Moreover, the improvised investigator Don Ramiro, well personify sarcasm when he speaks to his young helper Amadeo. A hitman commissioned Don Ramiro to find Adelaida Prado, while Inés and Isabel are as well on Adelaida’s traces.The young anthropologist Adelaida kept hidden by Maruca and Enriqueta in Tecpán in the novel of the La Mosca Dragon, returned after years of political asylum in Mexico, in fact, she was not a subversive but was only guilty of not having accepted the advances of Cifuentes Ortega. Nevertheless, why are they looking for her again? 

Then, the characters are intertwined: from American Zachary Collum, a gringo veteran, who has to leave his dog Henry in custody to someone before leaving for the United States.
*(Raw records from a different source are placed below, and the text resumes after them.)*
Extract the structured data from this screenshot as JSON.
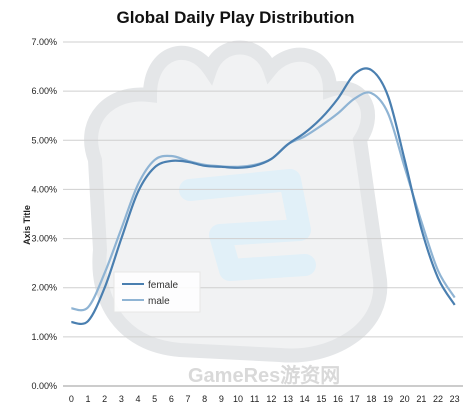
{
  "watermark": {
    "text": "GameRes游资网"
  },
  "chart_data": {
    "type": "line",
    "title": "Global Daily Play Distribution",
    "xlabel": "",
    "ylabel": "Axis Title",
    "categories": [
      "0",
      "1",
      "2",
      "3",
      "4",
      "5",
      "6",
      "7",
      "8",
      "9",
      "10",
      "11",
      "12",
      "13",
      "14",
      "15",
      "16",
      "17",
      "18",
      "19",
      "20",
      "21",
      "22",
      "23"
    ],
    "ylim": [
      0,
      7
    ],
    "yticks": [
      "0.00%",
      "1.00%",
      "2.00%",
      "3.00%",
      "4.00%",
      "5.00%",
      "6.00%",
      "7.00%"
    ],
    "grid": true,
    "legend_position": "bottom-left",
    "series": [
      {
        "name": "female",
        "color": "#4a7fb0",
        "values": [
          1.3,
          1.32,
          2.0,
          3.0,
          3.95,
          4.45,
          4.58,
          4.56,
          4.48,
          4.46,
          4.44,
          4.48,
          4.62,
          4.92,
          5.15,
          5.45,
          5.85,
          6.35,
          6.43,
          5.9,
          4.6,
          3.2,
          2.2,
          1.65
        ]
      },
      {
        "name": "male",
        "color": "#8fb4d4",
        "values": [
          1.58,
          1.6,
          2.3,
          3.2,
          4.1,
          4.6,
          4.68,
          4.58,
          4.5,
          4.47,
          4.46,
          4.5,
          4.62,
          4.92,
          5.08,
          5.3,
          5.55,
          5.85,
          5.96,
          5.55,
          4.45,
          3.35,
          2.35,
          1.8
        ]
      }
    ]
  }
}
The poor black dog passes from hand-to-hand to finish with those of David Garrett (not the famous violinist), manager of the Jaguar Nook Restaurant, which then leaves him to Antonio, who finds himself as animal rights activist almost by accident.In the story does not go unnoticed the D2 intrigues, the Guatemalan FBI, and the dirty chores of General Cifuentes that eventually die and no one knows who murdered him.

However, the final remains a question, why would Rx566SL-REAPER be recovered? Moreover, who had driven it and with what purpose? Moreover, if it was Alfredo Nottembaum, Carlos Lahsen’s partner, and Luisa’s father-in-law? He had been funding the putsch in 1989… Moreover, he is portrayed in the photograph of the conservative members of the Coffee Club along with Carlos! 

A novel to read by keeping the breath, written with sincerity and humour, in which true human values are reported as opposed to violence and crime.I like Monterroso’s style of naivety, as if it were his inner child to dictate words, knowing how to describe a variety of situations while maintaining a candid, though meticulous, language until the last detail.Even this novel is suitable as well for a young audience; I also recommend it for educational purposes as it (unfortunately) deals with situations that are always up to date… Everywhere on this planet! 

Biography 

Arturo Monterroso was born in Guatemala, 1948. He is a writer and journalist. He studied language and literature at the University of San Carlos and held a degree in Journalism from the Universidad Panamericana.In 1994 he published the short story book La ira oculta, and received the Novella Prize in 1995 for Piano Dark. This year, Editorial Norma published his novel for young people, The dragonfly. He has several novels, and some of his stories and articles have been translated into German and French.He received the Novella 1995 Award for Oscuridad del piano and the Award Brevísimos Dinosaurios 2009 del Centro Cultural de España, for Soy feliz. La libélula mecánica y el averiguador is his latest novel for young people.